On Monday, CapeTalk presenter, Pippa Hudson, received a phone call from Jerry in Rugby, who told us about the Rietbok.
After Jerry’s call, we got an outpouring of emails, SMSes and calls, from listeners, wanting to know more. As a result of that, we did our own little investigation on-air.
For those unfamiliar with the story of the Rietbok:
On the 13th of March 1967, the Vickers Viscount aircraft ZS-CVA, also known as "Rietbok", South African Airways Flight 406, was on a scheduled passenger flight from Port Elizabeth to Johannesburg via East London and Bloemfontein, where it crashed into the ocean.
Its Estimated Time of Arrival at East London was 5.14pm, but the weather there was poor. The captain had indicated that he would probably overfly East London, but that he would have a look at conditions there before deciding to do so. The last communication from the aircraft was when it notified East London Airport Control that it was "at 2,000 ft. with the coastline in sight".
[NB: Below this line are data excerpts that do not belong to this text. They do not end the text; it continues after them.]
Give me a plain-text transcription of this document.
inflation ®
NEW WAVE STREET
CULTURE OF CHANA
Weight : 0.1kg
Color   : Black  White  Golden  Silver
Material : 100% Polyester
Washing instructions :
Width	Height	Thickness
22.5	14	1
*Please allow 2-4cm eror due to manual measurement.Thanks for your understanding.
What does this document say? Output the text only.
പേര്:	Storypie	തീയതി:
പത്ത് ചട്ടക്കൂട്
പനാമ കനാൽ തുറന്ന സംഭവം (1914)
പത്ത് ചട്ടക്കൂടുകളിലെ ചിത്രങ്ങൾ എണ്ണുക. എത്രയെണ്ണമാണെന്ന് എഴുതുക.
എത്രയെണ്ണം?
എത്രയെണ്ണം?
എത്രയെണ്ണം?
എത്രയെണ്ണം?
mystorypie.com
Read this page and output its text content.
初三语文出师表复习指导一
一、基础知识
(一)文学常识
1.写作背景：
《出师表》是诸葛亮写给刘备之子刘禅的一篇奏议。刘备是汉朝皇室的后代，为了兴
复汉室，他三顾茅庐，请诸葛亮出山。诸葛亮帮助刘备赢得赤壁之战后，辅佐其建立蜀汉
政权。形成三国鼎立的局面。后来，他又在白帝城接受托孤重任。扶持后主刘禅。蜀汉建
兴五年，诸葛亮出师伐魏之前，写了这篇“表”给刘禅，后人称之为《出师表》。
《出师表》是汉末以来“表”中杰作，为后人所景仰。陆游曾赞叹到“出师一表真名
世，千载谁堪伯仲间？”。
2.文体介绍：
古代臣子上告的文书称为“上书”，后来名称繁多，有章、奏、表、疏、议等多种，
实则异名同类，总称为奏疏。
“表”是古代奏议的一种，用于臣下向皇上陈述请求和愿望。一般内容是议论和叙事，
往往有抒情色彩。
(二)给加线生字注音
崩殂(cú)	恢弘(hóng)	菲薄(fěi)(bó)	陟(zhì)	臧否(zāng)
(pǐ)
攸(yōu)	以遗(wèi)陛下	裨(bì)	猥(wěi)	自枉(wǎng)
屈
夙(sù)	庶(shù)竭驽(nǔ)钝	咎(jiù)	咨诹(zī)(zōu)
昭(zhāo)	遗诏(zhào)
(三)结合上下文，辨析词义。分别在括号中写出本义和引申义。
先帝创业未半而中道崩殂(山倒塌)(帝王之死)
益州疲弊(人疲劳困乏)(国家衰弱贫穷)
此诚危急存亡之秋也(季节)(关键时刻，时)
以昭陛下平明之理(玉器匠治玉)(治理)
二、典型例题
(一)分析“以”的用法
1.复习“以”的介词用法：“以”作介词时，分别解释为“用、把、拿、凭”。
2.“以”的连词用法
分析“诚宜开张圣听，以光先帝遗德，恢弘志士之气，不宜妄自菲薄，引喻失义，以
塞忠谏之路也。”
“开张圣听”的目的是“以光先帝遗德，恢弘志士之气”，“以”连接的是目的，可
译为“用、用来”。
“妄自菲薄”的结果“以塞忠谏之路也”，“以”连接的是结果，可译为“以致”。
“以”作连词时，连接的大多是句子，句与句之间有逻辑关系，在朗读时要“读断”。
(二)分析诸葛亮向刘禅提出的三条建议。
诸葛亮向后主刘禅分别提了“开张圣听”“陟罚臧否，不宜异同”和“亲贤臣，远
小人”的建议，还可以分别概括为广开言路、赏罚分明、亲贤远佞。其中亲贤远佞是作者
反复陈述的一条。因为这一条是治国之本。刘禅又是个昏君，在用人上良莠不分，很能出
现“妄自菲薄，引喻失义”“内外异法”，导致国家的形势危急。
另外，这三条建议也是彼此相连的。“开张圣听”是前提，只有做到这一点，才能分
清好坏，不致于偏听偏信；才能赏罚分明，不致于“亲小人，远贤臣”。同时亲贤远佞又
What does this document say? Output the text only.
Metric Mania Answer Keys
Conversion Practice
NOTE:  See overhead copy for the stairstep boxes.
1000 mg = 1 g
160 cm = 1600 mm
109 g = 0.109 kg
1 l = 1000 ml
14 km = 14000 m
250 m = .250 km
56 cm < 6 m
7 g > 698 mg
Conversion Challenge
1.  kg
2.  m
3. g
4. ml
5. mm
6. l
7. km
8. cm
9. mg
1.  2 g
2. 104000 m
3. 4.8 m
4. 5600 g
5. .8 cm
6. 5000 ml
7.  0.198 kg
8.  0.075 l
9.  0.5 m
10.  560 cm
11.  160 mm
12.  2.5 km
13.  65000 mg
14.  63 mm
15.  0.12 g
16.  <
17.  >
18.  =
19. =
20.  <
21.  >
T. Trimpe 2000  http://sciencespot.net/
It is estimated that the aircraft was then between 20 and 15 nautical miles from the Airport when it then crashed into the sea at 5.10pm. On board were Captain Gordon Benjamin Lipawsky, First Officer Brian Albert Richard Trenwith, 3 cabin crew and 20 passengers. Air-sea rescue operations were put in hand promptly, but there were no survivors. Bits of floating wreckage, consisting mainly of cabin interior fittings, were recovered by naval vessels and other pieces were washed ashore. The main wreckage of the aircraft is believed to be lying at a depth of between 180 and 220 feet, approximately 1½ miles off-shore. Extensive salvage operations were attempted, but were hindered by murky water, a current up to 8 knots, and dangerous sea conditions
The air accident report speculated, without supporting evidence, that the pilot of the plane suffered a heart attack while on approach and the co-pilot was unable to regain control of the aircraft. But no one really knows.